Freedom and Restrictions
On this pleasant spring afternoon, I’m meeting former Senator Joe Lieberman in his Midtown Manhattan office at the law firm of Kasowitz, Benson, Torres & Friedman, whose notable clients include President Donald Trump. The purpose of my visit is to gain some insight about his recently released book With Liberty and Justice: The Fifty-Day Journey from Egypt to Sinai (Maggid/OU Press), which consists of a collection of 50 essays that coincide with the 49 days of the Omer and Shavuos. In his book he explores the intersection of secular law and religious law. The former he refers to in the lower-case, whereas the latter he reverently capitalizes.

“I write as a layperson, not a rabbi,” he states in his insightful essay on day one, “which means I have less authority but more latitude. Most of all I write as a committed believer in Judaism who loves Shavuot, the law and the Law.”

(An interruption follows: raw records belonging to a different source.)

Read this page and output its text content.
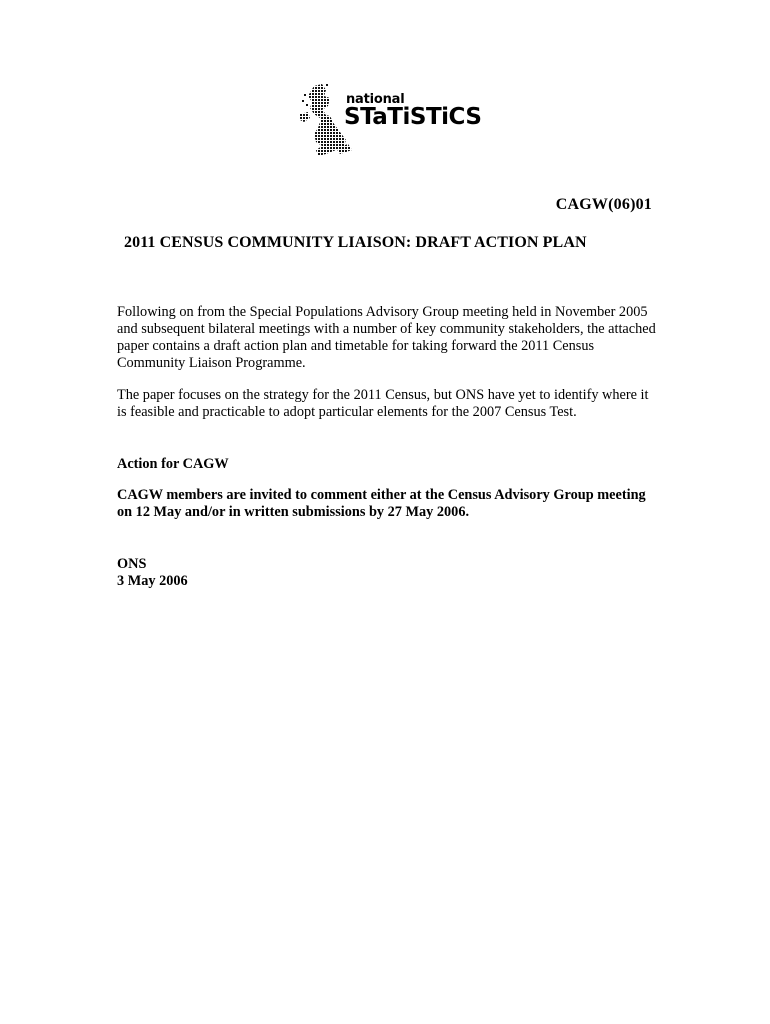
national
STaTiSTiCS
CAGW(06)01
2011 CENSUS COMMUNITY LIAISON: DRAFT ACTION PLAN
Following on from the Special Populations Advisory Group meeting held in November 2005 and subsequent bilateral meetings with a number of key community stakeholders, the attached paper contains a draft action plan and timetable for taking forward the 2011 Census Community Liaison Programme.
The paper focuses on the strategy for the 2011 Census, but ONS have yet to identify where it is feasible and practicable to adopt particular elements for the 2007 Census Test.
Action for CAGW
CAGW members are invited to comment either at the Census Advisory Group meeting on 12 May and/or in written submissions by 27 May 2006.
ONS
3 May 2006
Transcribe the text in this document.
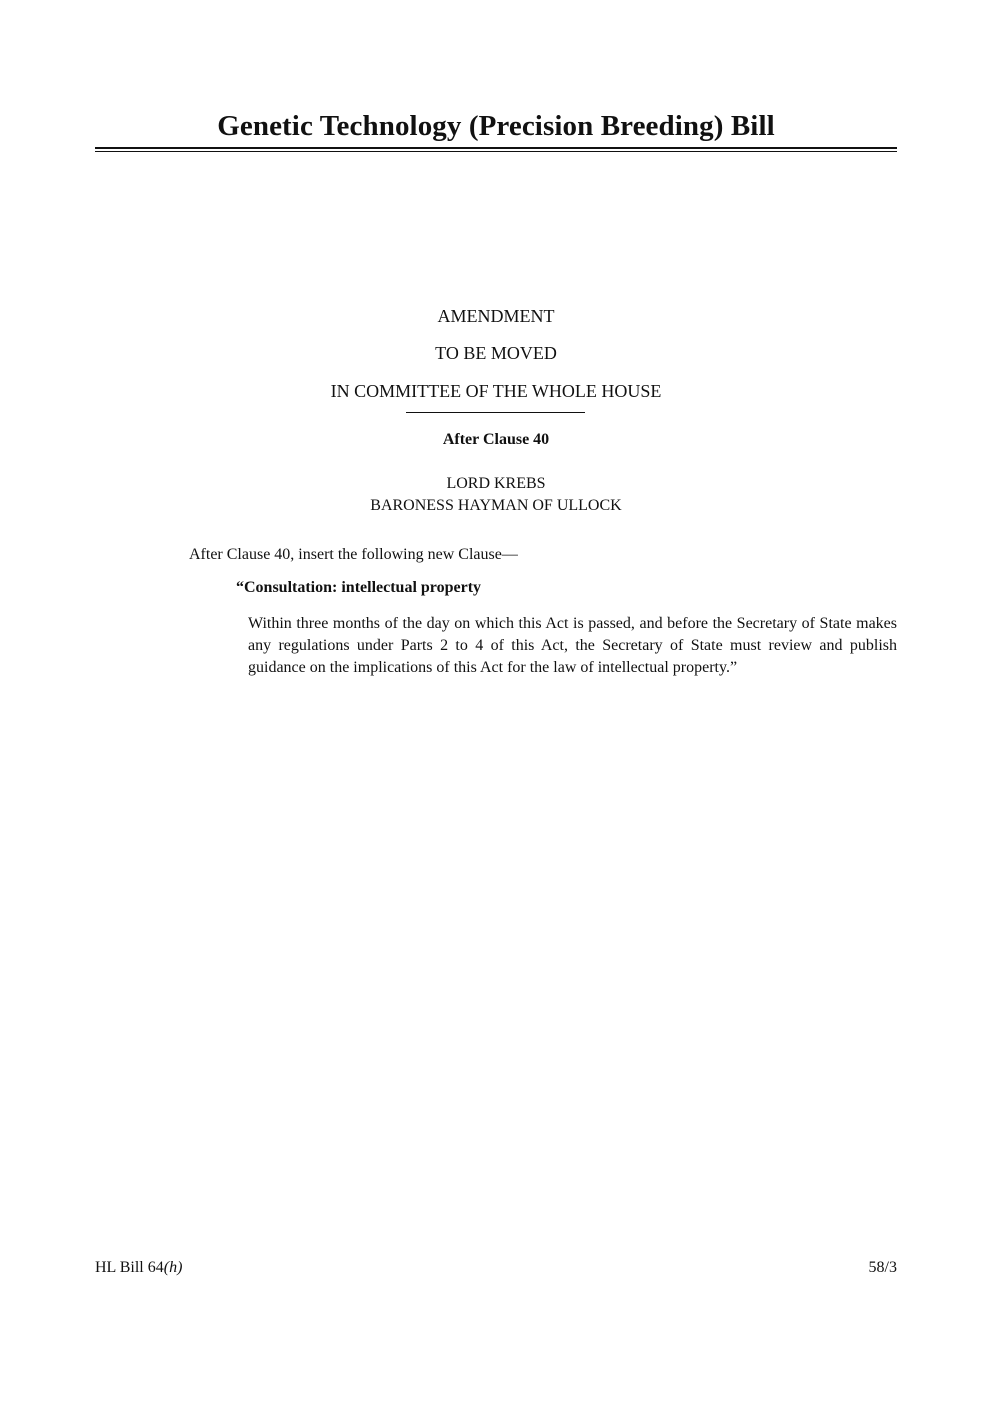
Genetic Technology (Precision Breeding) Bill
AMENDMENT
TO BE MOVED
IN COMMITTEE OF THE WHOLE HOUSE
After Clause 40
LORD KREBS
BARONESS HAYMAN OF ULLOCK
After Clause 40, insert the following new Clause—
“Consultation: intellectual property
Within three months of the day on which this Act is passed, and before the Secretary of State makes any regulations under Parts 2 to 4 of this Act, the Secretary of State must review and publish guidance on the implications of this Act for the law of intellectual property.”
HL Bill 64(h)	58/3
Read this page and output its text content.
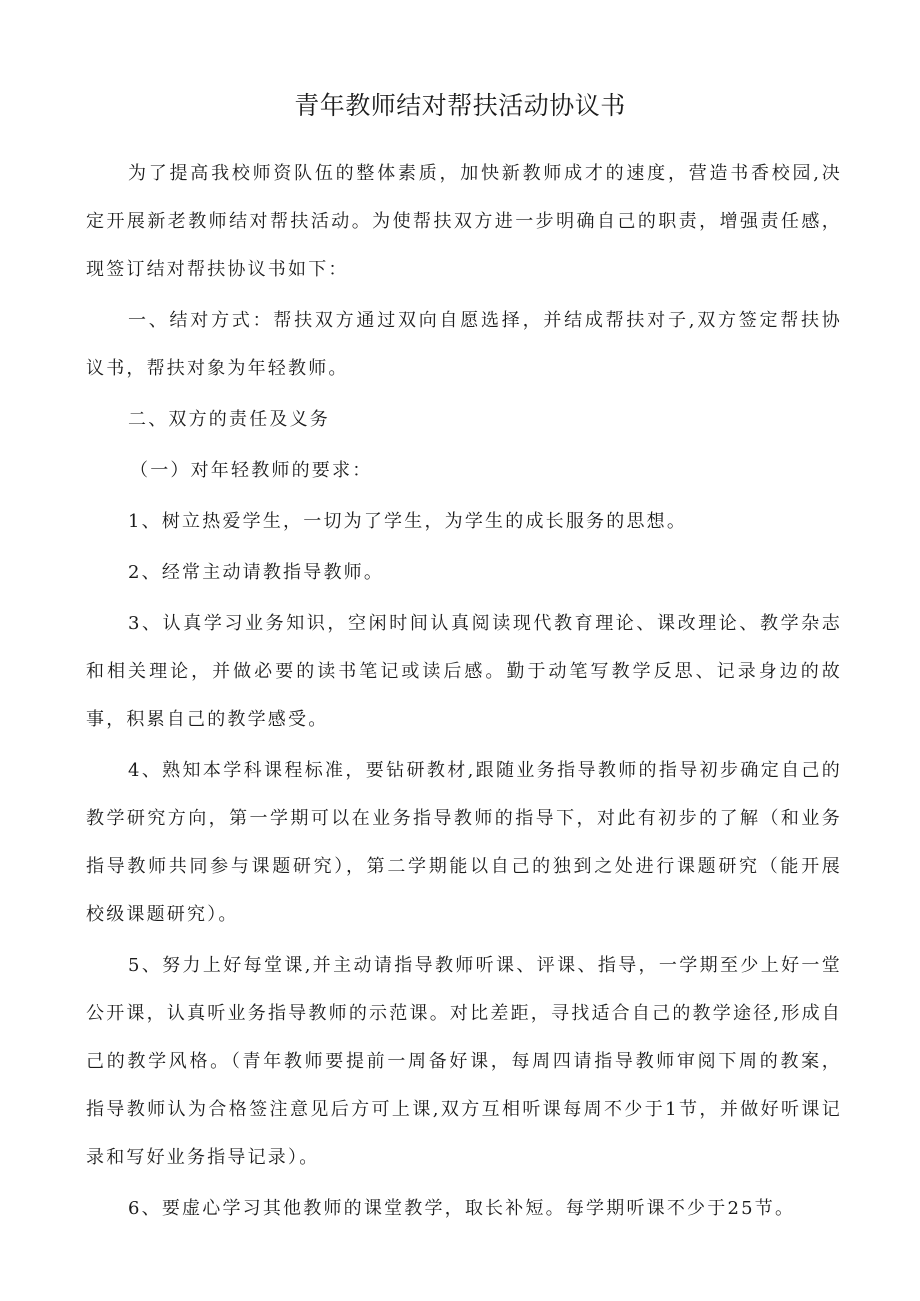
青年教师结对帮扶活动协议书

为了提高我校师资队伍的整体素质，加快新教师成才的速度，营造书香校园,决定开展新老教师结对帮扶活动。为使帮扶双方进一步明确自己的职责，增强责任感，现签订结对帮扶协议书如下：

一、结对方式：帮扶双方通过双向自愿选择，并结成帮扶对子,双方签定帮扶协议书，帮扶对象为年轻教师。

二、双方的责任及义务

（一）对年轻教师的要求：

1、树立热爱学生，一切为了学生，为学生的成长服务的思想。

2、经常主动请教指导教师。

3、认真学习业务知识，空闲时间认真阅读现代教育理论、课改理论、教学杂志和相关理论，并做必要的读书笔记或读后感。勤于动笔写教学反思、记录身边的故事，积累自己的教学感受。

4、熟知本学科课程标准，要钻研教材,跟随业务指导教师的指导初步确定自己的教学研究方向，第一学期可以在业务指导教师的指导下，对此有初步的了解（和业务指导教师共同参与课题研究），第二学期能以自己的独到之处进行课题研究（能开展校级课题研究）。

5、努力上好每堂课,并主动请指导教师听课、评课、指导，一学期至少上好一堂公开课，认真听业务指导教师的示范课。对比差距，寻找适合自己的教学途径,形成自己的教学风格。（青年教师要提前一周备好课，每周四请指导教师审阅下周的教案，指导教师认为合格签注意见后方可上课,双方互相听课每周不少于1节，并做好听课记录和写好业务指导记录）。

6、要虚心学习其他教师的课堂教学，取长补短。每学期听课不少于25节。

The walls of his corner office are lined with mementos of his political career, but what intrigues me is how after retiring from politics in 2013, he went on to inspire others to observe Torah and mitzvos—not merely by example, but also by edifying them about the beauty and meaning of G-d’s commandments. In truth, this is not Mr. Lieberman’s first book on religious observance. In 2012 he released The Gift of Rest: Rediscovering the Beauty of the Sabbath (Howard Books). But far more non-religious people are familiar with Shabbos than Shavuos, and by expounding the virtues of this underappreciated holiday to the world—“I believe that Shavuot is the most underappreciated holiday on the Jewish calendar,” he insists—Mr. Lieberman has done something extraordinary.